Sir Charles regarda le détective.
— Vous le prétendez ?
— Certainement. N’oubliez pas que j’ai l’esprit méthodique.
— Je ne vous saisis point.
À son tour, M. Satterthwaite considéra avec curiosité le petit Belge.
— Et moi, quel genre d’esprit me donnez-vous ? demanda sir Charles, blessé en son amour-propre.
— Celui d’un acteur, sir Charles, un esprit créateur, original, visant toujours aux effets dramatiques. M. Satterthwaite, ici présent, a l’esprit du spectateur ; il observe les personnages, et sait apprécier l’ambiance. Mais, moi, j’ai l’esprit prosaïque, je ne vois que les faits, sans falbalas ni feux de rampe.
— Alors, nous vous laissons à vos réflexions, monsieur Poirot.
— Bon. Pendant vingt-quatre heures seulement.
— Bonne chance, et amusez-vous bien !
Comme ils s’éloignaient ensemble, sir Charles dit à M. Satterthwaite, d’un ton glacial :
— Ce type-là se croit quelqu’un.
M. Satterthwaite sourit de voir l’acteur abandonner à regret le rôle principal.
— Sir Charles, que vouliez-vous insinuer en disant que vous avez d’autres chats à fouetter ?
— Eh bien… Egg et moi…
— Je suis enchanté de l’apprendre, fit M. Satterthwaite. Mes sincères félicitations.

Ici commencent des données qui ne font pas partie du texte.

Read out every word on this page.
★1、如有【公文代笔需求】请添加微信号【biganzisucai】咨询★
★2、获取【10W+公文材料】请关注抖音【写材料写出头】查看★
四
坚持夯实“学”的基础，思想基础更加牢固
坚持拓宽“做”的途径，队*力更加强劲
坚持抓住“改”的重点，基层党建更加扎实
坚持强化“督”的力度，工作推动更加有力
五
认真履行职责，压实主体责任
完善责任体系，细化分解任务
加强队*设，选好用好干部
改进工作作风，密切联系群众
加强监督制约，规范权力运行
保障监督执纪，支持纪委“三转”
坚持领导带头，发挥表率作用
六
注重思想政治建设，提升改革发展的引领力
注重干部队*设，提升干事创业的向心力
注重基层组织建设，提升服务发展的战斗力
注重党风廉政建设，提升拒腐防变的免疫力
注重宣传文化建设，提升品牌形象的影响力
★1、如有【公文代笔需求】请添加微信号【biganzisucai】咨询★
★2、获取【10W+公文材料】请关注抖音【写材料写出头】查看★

— Évidemment, je suis peut-être un peu âgé pour elle.
— Tel n’est pas son avis… elle seule est juge en la question.
— Vous êtes très gentil, Satterthwaite. Je m’étais mis en tête qu’elle me préférerait le jeune Manders.
— Comment avez-vous pu le penser ? demanda innocemment M. Satterthwaite.